La loi française sur le devoir de vigilance du 27 mars 2017 oblige les grandes entreprises à identifier les risques d’atteinte aux droits humains et à l’environnement sur leurs chaînes d’approvisionnement, et à prendre des mesures pour les éviter. Toutefois, comme le souligne l’association « Notre Affaire à Tous », cette législation ne prévoit ni contrôle systématique, ni sanction en cas de non-conformité. Dans ce contexte, le benchmark de la vigilance climatique vise à évaluer le respect de ces obligations légales par les multinationales françaises.

Une analyse juridique comparative rigoureuse

L’étude évalue les performances climatiques de 26 multinationales françaises parmi les plus émettrices de gaz à effet de serre (GES), notamment issues des secteurs de l’énergie, la finance, l’industrie, le transport, la construction et l’agro-alimentaire. L’analyse se fonde sur les documents officiels publiés par ces entreprises (document d’enregistrement universel, stratégie climat, plan de vigilance).

Les entreprises sont notées sur 100 points, selon cinq critères principaux, tels que le traçage des émissions de GES, l’identification des dangers liés au changement climatique, les objectifs généraux de lutte contre ce phénomène, la mise en œuvre de mesures concrètes, et la conformité du plan de vigilance. Parmi les entreprises les mieux notées figurent Schneider Electric (77/100), Michelin (60/100) et Danone (59,5/100). Quant aux entreprises affichant les plus faibles scores, on retrouve Bolloré (20/100), Natixis (12,5/100) et Casino (12,5/100).

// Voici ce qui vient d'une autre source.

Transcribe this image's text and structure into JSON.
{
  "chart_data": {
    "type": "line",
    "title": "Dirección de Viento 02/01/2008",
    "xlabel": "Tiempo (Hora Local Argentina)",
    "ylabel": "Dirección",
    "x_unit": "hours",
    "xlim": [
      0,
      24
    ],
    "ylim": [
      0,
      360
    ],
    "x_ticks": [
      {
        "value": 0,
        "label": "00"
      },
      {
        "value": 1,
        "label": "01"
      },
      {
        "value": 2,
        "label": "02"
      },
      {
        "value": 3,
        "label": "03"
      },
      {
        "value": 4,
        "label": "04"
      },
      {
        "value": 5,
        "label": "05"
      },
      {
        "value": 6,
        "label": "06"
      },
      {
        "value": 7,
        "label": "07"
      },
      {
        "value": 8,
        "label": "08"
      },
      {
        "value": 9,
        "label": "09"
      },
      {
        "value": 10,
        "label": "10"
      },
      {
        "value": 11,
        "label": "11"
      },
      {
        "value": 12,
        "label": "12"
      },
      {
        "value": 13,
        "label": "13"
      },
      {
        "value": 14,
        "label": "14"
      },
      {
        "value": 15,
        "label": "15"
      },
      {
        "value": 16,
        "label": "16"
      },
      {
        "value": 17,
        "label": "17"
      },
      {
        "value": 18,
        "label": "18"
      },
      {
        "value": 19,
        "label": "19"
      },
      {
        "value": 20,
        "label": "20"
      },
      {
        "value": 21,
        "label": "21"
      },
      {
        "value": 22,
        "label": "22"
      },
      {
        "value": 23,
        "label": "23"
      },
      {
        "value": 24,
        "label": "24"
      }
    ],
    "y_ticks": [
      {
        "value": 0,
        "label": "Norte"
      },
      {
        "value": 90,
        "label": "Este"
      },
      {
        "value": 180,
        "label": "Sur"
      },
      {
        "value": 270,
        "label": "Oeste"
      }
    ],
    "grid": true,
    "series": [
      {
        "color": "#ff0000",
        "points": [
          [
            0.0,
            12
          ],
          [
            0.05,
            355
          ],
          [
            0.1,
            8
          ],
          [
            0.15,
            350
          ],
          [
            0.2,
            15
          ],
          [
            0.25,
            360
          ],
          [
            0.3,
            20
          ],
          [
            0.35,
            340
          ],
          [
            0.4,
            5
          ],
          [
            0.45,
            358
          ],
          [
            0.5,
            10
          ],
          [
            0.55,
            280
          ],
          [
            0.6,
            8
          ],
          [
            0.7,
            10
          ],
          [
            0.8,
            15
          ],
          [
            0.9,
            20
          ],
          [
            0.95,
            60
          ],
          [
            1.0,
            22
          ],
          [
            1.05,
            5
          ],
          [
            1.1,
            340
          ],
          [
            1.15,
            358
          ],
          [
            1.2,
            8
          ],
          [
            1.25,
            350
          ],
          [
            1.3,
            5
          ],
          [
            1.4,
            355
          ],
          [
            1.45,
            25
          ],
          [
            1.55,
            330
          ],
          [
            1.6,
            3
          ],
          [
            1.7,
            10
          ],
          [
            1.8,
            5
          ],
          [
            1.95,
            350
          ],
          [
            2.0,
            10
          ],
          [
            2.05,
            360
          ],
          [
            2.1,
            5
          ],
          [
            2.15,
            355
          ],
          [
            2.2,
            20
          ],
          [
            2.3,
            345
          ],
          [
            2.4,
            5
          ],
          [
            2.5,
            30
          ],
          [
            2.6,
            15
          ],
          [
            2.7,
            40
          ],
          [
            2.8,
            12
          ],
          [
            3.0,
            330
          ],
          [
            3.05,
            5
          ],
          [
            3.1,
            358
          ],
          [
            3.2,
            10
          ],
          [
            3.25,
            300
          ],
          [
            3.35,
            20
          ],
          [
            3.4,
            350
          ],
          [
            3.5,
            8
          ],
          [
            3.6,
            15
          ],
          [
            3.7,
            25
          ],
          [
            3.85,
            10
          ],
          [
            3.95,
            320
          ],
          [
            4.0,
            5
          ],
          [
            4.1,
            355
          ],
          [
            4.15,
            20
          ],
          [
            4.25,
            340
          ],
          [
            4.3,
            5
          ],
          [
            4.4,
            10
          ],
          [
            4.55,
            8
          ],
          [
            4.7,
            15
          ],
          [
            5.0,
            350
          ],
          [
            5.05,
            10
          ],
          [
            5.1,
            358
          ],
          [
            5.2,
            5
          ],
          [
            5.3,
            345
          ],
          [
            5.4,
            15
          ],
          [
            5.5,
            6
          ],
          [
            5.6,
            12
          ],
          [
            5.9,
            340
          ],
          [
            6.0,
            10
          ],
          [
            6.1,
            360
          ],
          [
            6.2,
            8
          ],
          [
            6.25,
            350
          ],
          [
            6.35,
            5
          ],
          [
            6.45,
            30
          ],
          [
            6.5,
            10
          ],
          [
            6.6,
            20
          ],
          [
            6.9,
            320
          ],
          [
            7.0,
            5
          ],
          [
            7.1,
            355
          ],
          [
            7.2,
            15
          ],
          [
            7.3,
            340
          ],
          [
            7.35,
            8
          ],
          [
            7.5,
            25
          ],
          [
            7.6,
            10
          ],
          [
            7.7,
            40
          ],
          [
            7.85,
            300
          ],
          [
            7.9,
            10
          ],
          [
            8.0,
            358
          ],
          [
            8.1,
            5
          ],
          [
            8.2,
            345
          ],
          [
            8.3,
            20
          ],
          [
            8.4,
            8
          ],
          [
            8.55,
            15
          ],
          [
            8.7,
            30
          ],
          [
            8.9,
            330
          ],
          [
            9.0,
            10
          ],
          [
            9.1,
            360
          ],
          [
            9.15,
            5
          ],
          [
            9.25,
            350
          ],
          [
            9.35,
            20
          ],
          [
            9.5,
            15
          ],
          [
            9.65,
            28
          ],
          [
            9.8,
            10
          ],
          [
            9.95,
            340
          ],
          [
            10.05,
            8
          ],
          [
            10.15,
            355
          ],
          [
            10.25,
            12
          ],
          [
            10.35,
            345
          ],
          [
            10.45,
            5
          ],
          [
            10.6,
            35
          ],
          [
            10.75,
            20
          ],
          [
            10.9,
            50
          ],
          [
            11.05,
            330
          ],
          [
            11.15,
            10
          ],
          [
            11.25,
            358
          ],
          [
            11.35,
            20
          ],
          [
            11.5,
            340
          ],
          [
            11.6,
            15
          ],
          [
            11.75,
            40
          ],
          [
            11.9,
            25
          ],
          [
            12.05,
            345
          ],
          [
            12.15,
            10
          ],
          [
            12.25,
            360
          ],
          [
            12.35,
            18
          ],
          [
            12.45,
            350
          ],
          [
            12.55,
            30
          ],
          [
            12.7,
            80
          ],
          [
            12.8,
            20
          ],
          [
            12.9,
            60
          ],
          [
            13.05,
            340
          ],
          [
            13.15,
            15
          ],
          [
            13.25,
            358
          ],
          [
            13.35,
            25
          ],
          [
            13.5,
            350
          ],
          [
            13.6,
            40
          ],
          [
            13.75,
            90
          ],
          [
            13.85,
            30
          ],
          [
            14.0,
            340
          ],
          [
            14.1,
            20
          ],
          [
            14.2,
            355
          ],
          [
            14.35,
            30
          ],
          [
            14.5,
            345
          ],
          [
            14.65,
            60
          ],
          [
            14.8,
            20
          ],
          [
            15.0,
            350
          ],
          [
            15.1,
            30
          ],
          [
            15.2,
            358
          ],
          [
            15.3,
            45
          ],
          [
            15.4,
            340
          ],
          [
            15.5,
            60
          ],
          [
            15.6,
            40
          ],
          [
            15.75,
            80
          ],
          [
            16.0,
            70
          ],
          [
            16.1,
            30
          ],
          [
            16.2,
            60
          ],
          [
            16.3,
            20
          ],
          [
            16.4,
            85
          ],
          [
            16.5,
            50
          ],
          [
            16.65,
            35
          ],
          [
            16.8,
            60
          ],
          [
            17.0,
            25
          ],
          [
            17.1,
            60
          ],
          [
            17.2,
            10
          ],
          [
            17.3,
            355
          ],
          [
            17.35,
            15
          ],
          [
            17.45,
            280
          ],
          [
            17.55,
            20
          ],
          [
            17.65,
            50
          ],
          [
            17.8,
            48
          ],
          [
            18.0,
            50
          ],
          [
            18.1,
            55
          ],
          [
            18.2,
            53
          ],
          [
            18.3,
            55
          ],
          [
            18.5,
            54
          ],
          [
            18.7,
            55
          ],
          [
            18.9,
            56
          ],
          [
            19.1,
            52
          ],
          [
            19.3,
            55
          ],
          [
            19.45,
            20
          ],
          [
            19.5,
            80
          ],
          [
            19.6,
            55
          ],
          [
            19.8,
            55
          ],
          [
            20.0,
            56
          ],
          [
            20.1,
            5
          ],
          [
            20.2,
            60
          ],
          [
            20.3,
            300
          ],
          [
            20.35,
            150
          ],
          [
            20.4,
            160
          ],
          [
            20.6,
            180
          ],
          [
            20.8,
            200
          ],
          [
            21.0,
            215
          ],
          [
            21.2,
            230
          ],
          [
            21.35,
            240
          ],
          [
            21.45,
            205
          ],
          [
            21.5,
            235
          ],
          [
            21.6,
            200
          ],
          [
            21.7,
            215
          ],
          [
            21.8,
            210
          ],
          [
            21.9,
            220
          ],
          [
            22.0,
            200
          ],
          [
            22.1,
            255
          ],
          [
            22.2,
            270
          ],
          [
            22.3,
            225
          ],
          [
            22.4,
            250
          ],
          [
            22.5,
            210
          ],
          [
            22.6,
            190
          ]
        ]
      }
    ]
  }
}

Des engagements insuffisants face à l’urgence climatique

Le rapport met en lumière que si la grande majorité des multinationales étudiées ont désormais intégré l’enjeu climatique dans leur plan de vigilance, l’ambition reste limitée. Selon l’association, les objectifs affichés par ces multinationales ne permettraient de réduire leurs émissions que de 12 % d’ici à 2030, ce qui reste bien loin des 50 % requis pour être aligné avec l’objectif des Accords de Paris.

Cette situation est d’autant plus préoccupante que les émissions des scopes 1, 2 et 3 des entreprises étudiées s’élèvent à 2 577 MtCO2eq, ce qui représente à elles seules plus de 4,5 % des émissions mondiales de GES, selon l’étude. Elle souligne également que 17 multinationales sur 26 refusent d’intégrer pleinement les émissions de scope 3 dans leur plan de vigilance, soit en omettant de les comptabiliser entièrement, soit en invoquant la responsabilité collective.

L’échec de l’autorégulation et la nécessité de normes contraignantes

Face à ces constats, « Notre Affaire à Tous » affirme que « l’autorégulation est un échec » et qu’en l’absence de normes contraignantes dont l’application serait contrôlée, les entreprises ne seront pas au rendez-vous de la transition écologique. L’association alerte sur les stratégies déployées par certaines entreprises pour limiter leur responsabilité : renvoi à la responsabilité collective, refus d’adopter des mesures de vigilance sur les émissions de scope 3 ou encore conditionnement de leur transition à l’obtention de subventions publiques malgré des profits parfois considérables.

Dans ce contexte, l’association souligne l’importance de maintenir les obligations prévues dans les directives européennes CSRD et CSDDD, et appelle le Parlement européen et les États membres à rejeter les propositions de la loi Omnibus présentée le 26 février 2025 par la Commission européenne.

Les trois points clés à retenir

  • Si la grande majorité des entreprises étudiée a intégré le climat dans leur plan de vigilance, les objectifs actuels manquent d’ambition : ils permettraient une réduction des émissions de GES de seulement 12 % d’ici à 2030, loin des 50 % requis par l’Accord de Paris.
  • Les 26 multinationales étudiées ont le pouvoir d’agir sur 4,51 % des émissions mondiales de GES, ce qui démontre l’importance de réglementer efficacement leur impact environnemental.
  • Le benchmark conclut à l’échec de l’autorégulation et plaide pour le maintien de normes européennes ambitieuses pour contraindre les entreprises à faire leur part dans la lutte contre le réchauffement climatique.